Los tres se darán a la tarea de amasar y hacer el pino para unas trescientas a cuatrocientas empanadas que pretenden vender por Instagram y Facebook durante el fin de semana, aunque también pondrán un cartel en el portón de entrada para las personas que vayan pasando. El emprendimiento se llama "Kikito", en honor a su retoño que lleva por nombre Kike Acuña Urbina.

"Las empanadas las hacen mi polola y mi suegra. Son de pino. Algunos las piden con pasas, con ají y sin ají. También hay chaparritas", informa.

"También iba a poner una verdulería en la casa, pero voy a esperar unas semanas. La tenía lista, pero ahora cuesta ir a comprar. Cumpa, te hablo después porque estoy mudando a Kikito, ¿vale?", propone.

"Ya, compañero, ahora sí. Apoyo a mi polola en todo. Nos ha ido bien. Nos están encargando empanadas desde el miércoles. Mi función es cuidar a mi hijo para que ellas puedan trabajar, pero también soy el encargado de repartirlas, porque son a domicilio", subraya.

"Tenemos un horno grande, de campo, por lo que las empanadas tienen un sabor diferente. Vamos a patentar la marca 'Empanadas Kikito'. Queremos crecer y ojalá transformarnos en los mejores del valle del Aconcagua", asegura.

-Su hijo le demanda harto tiempo, parece.
-A Kikito le doy la comida, lo mudo, le acabo de lavar el poto. Hago todo con mi hijo. Estoy realmente feliz. La vida me ha cambiado mucho desde que nació Kikito, pero cuando te enfocas en lo que te gusta, que es el fútbol y mi familia, la vida cambia. Dejé los excesos, lo que fue fundamental. Te puedo decir que estoy feliz, tranquilo y en paz.

-¿Por qué se pondrá a hacer empanadas con su familia?
-Es una búsqueda de una actividad para Daniela, porque quiero que se dedique solamente a cuidar a mi hijo. Tengo mi sueldo acá en San Felipe. Estoy tranquilo, no necesito nada más. Obviamente, nunca vienen mal unas luquitas extras. La verdulería también la queremos hacer acá en la casa. Así ella no tendrá que salir a trabajar a ningún lado. Ella es ingeniera agrónoma y prevencionista de riesgos. También estuvimos trabajando de contratistas agrícolas. Siempre andamos buscando cosas nuevas.

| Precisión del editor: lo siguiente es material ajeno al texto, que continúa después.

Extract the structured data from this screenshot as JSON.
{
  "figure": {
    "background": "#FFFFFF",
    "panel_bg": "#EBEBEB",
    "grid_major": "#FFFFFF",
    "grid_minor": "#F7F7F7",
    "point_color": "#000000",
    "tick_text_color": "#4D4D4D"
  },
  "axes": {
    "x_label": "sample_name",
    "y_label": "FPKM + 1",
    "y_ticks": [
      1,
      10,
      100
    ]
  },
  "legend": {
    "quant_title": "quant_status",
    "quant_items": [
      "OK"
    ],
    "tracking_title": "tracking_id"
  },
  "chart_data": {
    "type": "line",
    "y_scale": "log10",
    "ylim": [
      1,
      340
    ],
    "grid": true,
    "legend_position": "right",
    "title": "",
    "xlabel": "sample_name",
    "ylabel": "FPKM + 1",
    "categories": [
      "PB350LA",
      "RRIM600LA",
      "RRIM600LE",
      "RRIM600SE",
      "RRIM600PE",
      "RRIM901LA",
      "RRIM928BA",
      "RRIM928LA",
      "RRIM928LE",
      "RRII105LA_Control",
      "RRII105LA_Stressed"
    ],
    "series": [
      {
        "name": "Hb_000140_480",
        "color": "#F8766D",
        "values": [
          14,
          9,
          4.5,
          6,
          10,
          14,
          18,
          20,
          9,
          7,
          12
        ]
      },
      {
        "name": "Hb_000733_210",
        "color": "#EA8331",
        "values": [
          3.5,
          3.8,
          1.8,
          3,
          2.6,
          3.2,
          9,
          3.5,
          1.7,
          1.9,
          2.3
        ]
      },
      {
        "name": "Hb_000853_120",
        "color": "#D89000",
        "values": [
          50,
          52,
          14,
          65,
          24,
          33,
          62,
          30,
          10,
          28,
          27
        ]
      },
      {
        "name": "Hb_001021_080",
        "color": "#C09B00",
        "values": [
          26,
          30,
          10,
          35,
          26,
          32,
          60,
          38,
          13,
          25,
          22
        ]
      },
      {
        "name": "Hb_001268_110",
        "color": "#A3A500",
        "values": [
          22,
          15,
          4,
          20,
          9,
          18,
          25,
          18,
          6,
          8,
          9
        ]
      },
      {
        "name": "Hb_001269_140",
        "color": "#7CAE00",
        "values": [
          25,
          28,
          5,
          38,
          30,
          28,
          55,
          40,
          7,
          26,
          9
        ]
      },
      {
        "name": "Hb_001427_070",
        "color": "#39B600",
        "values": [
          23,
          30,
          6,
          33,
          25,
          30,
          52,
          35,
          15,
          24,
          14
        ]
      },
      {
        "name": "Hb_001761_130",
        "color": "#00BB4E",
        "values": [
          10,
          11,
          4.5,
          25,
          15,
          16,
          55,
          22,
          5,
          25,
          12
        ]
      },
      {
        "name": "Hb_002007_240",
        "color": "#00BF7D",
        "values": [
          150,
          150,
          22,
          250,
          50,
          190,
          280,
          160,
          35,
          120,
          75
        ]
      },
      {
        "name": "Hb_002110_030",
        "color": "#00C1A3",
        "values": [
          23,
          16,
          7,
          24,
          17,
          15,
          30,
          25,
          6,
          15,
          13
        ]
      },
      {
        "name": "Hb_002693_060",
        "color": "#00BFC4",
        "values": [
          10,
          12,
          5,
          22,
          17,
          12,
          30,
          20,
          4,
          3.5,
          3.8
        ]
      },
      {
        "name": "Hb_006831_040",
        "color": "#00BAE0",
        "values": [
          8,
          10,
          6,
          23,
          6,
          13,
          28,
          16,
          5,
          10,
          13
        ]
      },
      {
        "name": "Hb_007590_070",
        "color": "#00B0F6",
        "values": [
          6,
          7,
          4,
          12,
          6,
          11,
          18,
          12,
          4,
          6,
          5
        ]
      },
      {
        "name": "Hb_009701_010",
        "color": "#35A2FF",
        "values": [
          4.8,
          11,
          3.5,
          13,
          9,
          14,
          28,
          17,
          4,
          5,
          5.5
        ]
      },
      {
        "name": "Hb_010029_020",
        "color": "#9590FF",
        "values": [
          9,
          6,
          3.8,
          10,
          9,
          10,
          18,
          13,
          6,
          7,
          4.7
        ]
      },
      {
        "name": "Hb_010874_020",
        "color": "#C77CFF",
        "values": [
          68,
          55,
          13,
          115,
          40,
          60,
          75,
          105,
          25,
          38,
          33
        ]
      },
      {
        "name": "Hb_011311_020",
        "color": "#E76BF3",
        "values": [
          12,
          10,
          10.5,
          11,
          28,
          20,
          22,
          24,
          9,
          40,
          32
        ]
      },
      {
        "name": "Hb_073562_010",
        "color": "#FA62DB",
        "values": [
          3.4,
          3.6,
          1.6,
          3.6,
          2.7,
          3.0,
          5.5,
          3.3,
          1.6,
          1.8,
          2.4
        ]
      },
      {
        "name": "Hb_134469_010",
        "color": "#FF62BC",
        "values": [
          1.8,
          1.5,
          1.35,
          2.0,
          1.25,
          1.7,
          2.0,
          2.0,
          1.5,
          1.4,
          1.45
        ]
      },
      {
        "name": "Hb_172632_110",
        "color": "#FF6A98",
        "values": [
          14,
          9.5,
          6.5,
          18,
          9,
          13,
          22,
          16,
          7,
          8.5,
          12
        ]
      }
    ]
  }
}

-¿Ella ha sido clave en su nueva etapa?
-Ha sido muy importante para mí, porque estuvo en el peor momento de mi vida. Daniela me soportó, me aguantó. La conocí acá en San Felipe, cuando ella tenía 20 años. Nos separamos una vez, pero lo importante es que ahora estamos juntos, con nuestro hijo.

Acuña espera terminar, a fin de año, el curso para entrenador en el INAF. Además, en el corto plazo, comenzará a dictar charlas sobre su experiencia en el fútbol, en el marco de un programa de educación financiera para jóvenes futbolistas y público en general, según dijo.